— Полно! Полно, Катя, — приговаривала Ольга.
— Государыня лично явилась в сенат, — сказал Ивонин, — и произнесла речь о событиях, приключившихся в Сибири. Затем она подписала приговор, которым повелевалось Крылова высечь в Иркутске кнутом и сослать на каторгу в работы вечные.
Катерина медленно перекрестилась.
— Внял господь моим молитвам! Есть, значит, закон в стране нашей. А что же господин Глебов?
— Он тем же постановлением сменён с генерал-прокуроров и уволен в чине генерал-поручика со службы.
Ольга потянулась к Катерине и поцеловала её в щёку.
— Ну, вот и отлились слёзы твои. Теперь, как приедешь в Иркутск…
Она вдруг осеклась и лукаво покосилась на подругу.

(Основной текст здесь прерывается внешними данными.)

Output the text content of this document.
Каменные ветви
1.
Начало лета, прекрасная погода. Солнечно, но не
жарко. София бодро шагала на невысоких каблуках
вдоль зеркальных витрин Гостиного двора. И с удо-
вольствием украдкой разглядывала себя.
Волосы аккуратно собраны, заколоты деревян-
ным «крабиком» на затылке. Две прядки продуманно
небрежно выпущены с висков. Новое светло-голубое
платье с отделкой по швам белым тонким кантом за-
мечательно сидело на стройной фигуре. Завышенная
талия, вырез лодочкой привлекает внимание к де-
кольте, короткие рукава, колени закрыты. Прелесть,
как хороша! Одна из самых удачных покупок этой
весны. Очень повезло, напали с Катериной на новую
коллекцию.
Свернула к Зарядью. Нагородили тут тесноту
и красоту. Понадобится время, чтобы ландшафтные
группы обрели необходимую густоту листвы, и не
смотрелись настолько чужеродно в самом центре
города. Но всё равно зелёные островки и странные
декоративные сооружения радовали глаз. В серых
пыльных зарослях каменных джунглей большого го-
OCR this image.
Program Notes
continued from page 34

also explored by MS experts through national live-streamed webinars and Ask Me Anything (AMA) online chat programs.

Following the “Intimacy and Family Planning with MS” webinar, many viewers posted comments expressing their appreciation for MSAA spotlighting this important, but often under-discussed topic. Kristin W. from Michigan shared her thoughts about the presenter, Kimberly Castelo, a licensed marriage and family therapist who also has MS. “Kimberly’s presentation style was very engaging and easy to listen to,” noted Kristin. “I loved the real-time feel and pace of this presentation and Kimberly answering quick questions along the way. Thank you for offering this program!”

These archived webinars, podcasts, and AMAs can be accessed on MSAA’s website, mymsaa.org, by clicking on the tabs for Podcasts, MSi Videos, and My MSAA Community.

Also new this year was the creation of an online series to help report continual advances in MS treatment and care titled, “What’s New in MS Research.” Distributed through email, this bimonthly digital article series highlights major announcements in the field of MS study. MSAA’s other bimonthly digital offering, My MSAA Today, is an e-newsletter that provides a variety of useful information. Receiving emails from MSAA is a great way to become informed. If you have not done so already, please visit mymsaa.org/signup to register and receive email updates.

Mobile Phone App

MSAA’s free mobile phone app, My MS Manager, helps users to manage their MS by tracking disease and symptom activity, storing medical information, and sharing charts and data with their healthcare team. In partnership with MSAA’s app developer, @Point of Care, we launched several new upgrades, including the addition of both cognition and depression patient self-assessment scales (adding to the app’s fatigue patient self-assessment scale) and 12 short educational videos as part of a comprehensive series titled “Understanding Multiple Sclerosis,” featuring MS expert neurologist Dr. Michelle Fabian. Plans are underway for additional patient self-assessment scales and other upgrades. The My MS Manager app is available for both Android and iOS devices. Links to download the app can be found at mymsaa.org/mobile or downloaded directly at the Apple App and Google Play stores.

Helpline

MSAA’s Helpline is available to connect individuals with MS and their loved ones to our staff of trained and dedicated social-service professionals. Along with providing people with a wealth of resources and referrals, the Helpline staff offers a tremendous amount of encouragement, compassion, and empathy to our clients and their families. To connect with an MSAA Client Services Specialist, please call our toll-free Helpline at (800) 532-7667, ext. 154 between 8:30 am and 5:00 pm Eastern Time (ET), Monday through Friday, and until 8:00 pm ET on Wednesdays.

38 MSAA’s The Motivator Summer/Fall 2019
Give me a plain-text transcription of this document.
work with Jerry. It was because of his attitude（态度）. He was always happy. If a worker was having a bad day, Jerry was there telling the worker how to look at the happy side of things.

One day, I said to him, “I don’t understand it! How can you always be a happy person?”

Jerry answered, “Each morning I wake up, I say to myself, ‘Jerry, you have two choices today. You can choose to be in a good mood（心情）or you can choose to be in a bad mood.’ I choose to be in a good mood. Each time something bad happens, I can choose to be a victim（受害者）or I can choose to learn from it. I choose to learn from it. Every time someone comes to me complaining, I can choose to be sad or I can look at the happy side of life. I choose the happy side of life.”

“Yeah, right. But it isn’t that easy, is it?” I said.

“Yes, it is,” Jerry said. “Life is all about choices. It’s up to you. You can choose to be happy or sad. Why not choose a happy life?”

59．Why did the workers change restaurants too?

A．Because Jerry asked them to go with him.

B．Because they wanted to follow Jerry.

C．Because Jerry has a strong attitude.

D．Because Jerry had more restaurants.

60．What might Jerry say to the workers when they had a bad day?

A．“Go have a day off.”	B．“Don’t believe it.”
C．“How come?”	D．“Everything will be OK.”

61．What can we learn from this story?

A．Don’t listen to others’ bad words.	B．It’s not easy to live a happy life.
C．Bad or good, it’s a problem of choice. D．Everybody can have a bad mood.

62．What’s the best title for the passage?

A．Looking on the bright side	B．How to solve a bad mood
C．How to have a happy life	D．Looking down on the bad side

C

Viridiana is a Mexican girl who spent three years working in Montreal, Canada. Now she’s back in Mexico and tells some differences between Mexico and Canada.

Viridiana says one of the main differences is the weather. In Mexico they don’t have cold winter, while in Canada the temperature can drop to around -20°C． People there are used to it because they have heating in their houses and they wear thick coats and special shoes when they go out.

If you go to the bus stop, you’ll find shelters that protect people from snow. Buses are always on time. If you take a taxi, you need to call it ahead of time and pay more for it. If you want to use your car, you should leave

— Я не вернусь в Иркутск, — зардевшись от смущения, сказала Катерина. — Мы с Борисом Феоктистычем решили в синод обратиться, чтобы мне развод с мужем дали, а после нас повенчали. Деточек попрошу у мужа: он не злой, отдаст… Куда ему их без меня пестовать. А Борис обещал их любить… как меня, говорит, любить будет…
— Нет, дорогая, так, как тебя, никого не смогу любить. Но буду для них не отчимом чёрствым, а подлинным отцом. В том клянусь тебе.
Он взял руку Катерины и поднёс её к своим губам.
— И, что ты! Что люди подумают! Офицер, а простой бабе руку целует. Разве ж я графиня какая! Со мной то не пристало.
— Если кому пристало, сударыня, так вам, — молвил Шатилов и, взяв другую руку Катерины, в свою очередь, поцеловал её. — Борис! Ты-то хорош! Ни слова не поведал! Вот она, дружба!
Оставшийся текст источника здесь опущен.